From the perverse consequences file: there’s a story in the November 24, 2006 episode of Living on Earth about the booming fossil fuel exploration industry in Hammerfest, Norway. Hammerfest is analogous to Nome, Alaska: it is on the northern coast, and is amidst an enormously changing ocean landscape. And, you guessed it: the oil industry is all over it. There no doubt are amazing opportunities in both fossil fuels and shipping (now that Arctic pathways are opening, due to runaway heating of polar water). To an entrepreneur, these two industries would be the very paradigm of growth.
Be on the lookout for new markets created by our pathetically idiotic non-stewardship of the earth. They may well make you pessimistic.

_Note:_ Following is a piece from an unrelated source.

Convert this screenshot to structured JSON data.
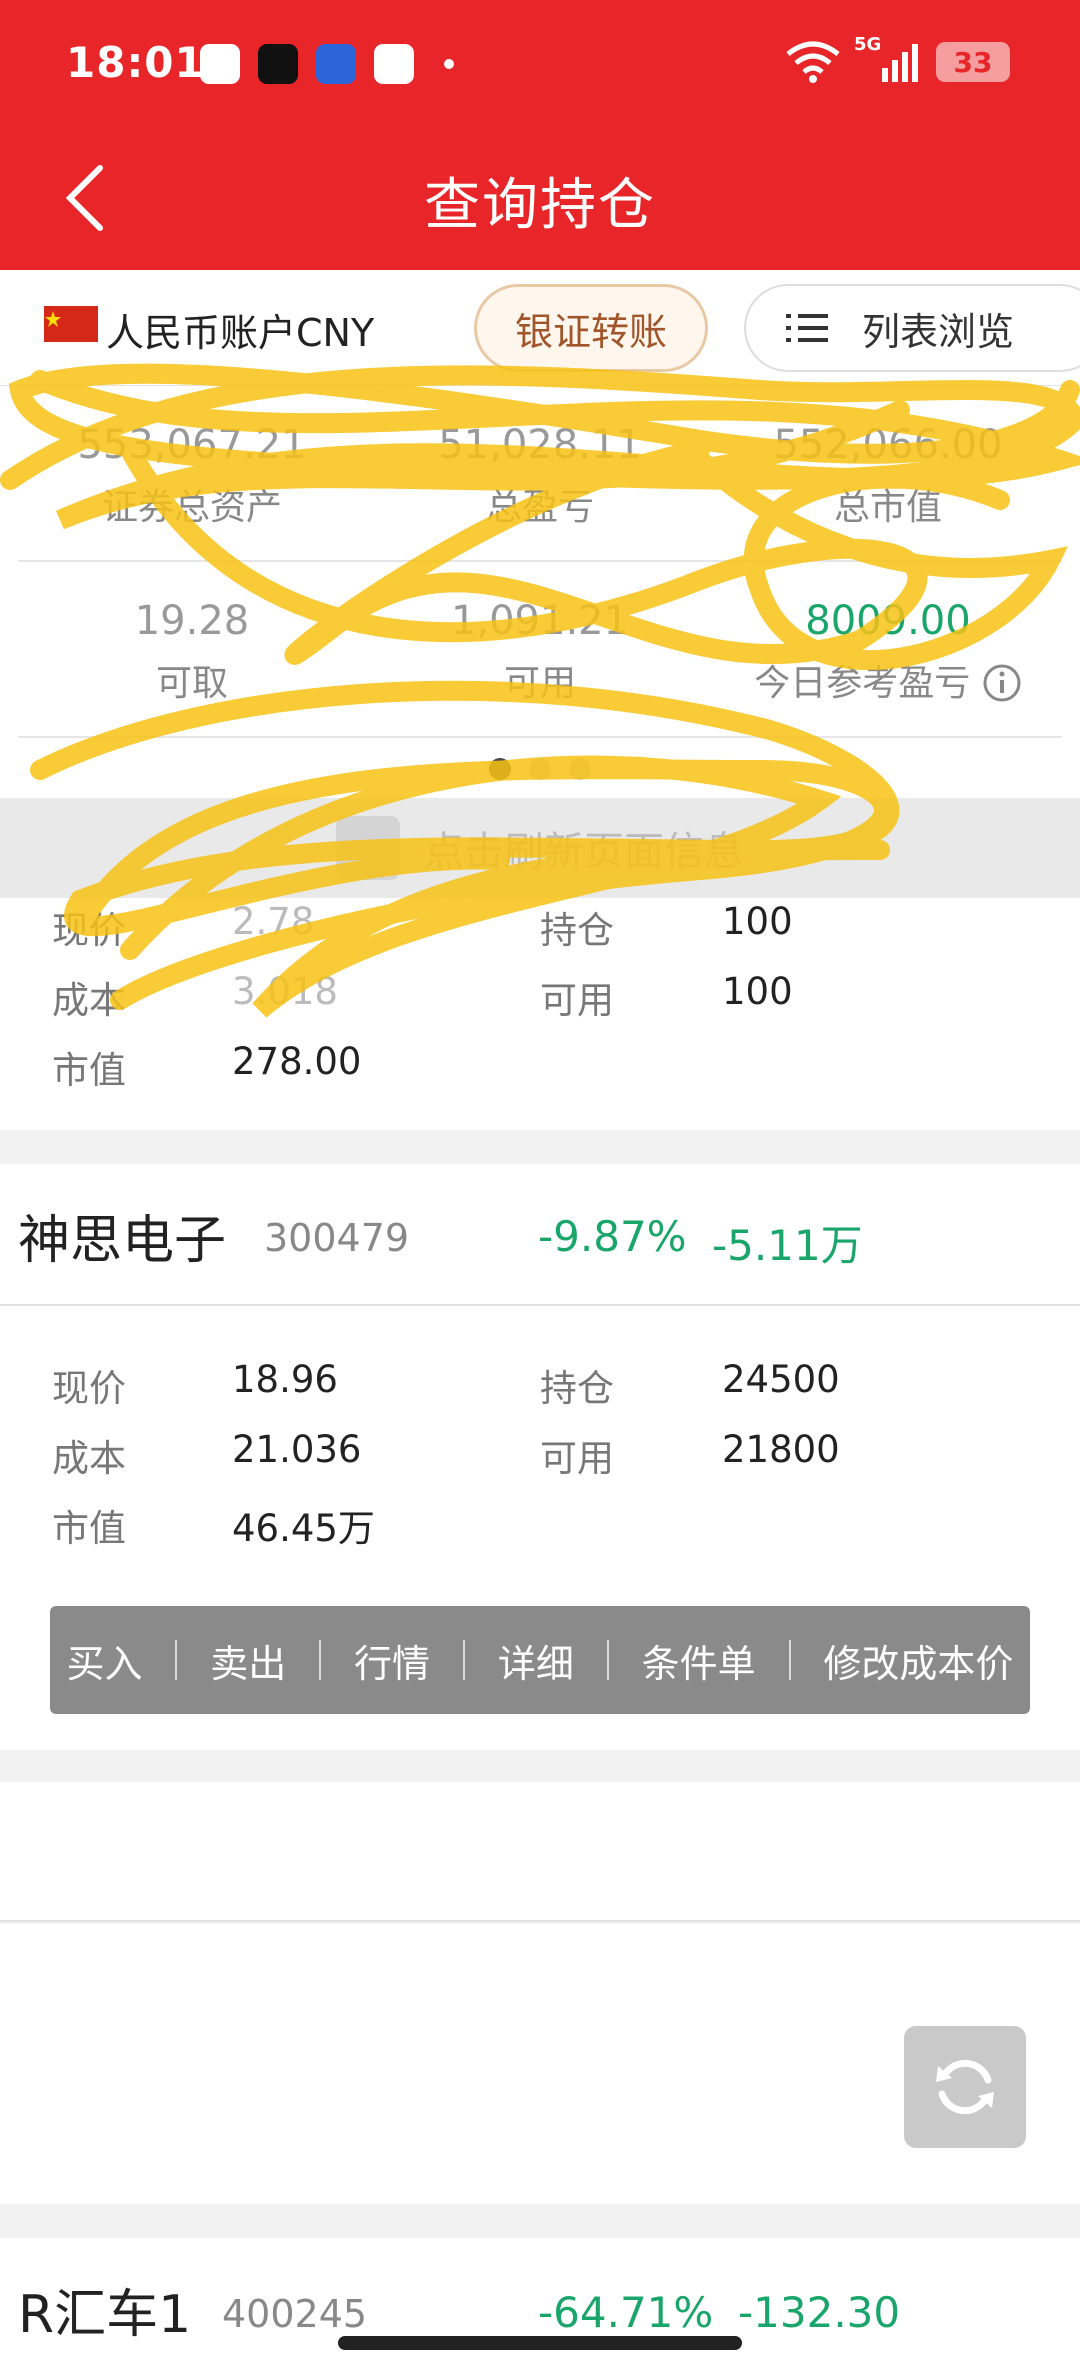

If you’re following global warming studies, you already know that the peat bogs contain stupendous amongs of carbon, which burned, dwarfs the fossil-fuel carbon output of the entire world. However, this article about peat bog burning from Climate Ark states, among other things, that the global demand for biofuels is, uh, fueling the draining and burning of peat bogs in Indonesia.
In other words, the demand for biofuels, based in part on our belief that biofuels are a partial solution to global warming, is leading to the burning of peat bogs, which itself is one of the worst contributors of global warming.
Ethanol, to remind everyone, depends on large fossil fuel inputs: fertilizer for corn takes the most, and there are other fossil fuels which need to be burned for the farming, corn transportation, processing, and fuel transportation of the ethanol.
Let’s be on the lookout for these sort of unintended consequences, shall we? We’re engulfed in a web of relationships which enmesh us in carbon burning of all different varieties and variations, and trying to wiggle out — with biofuels — may simply make us more stuck.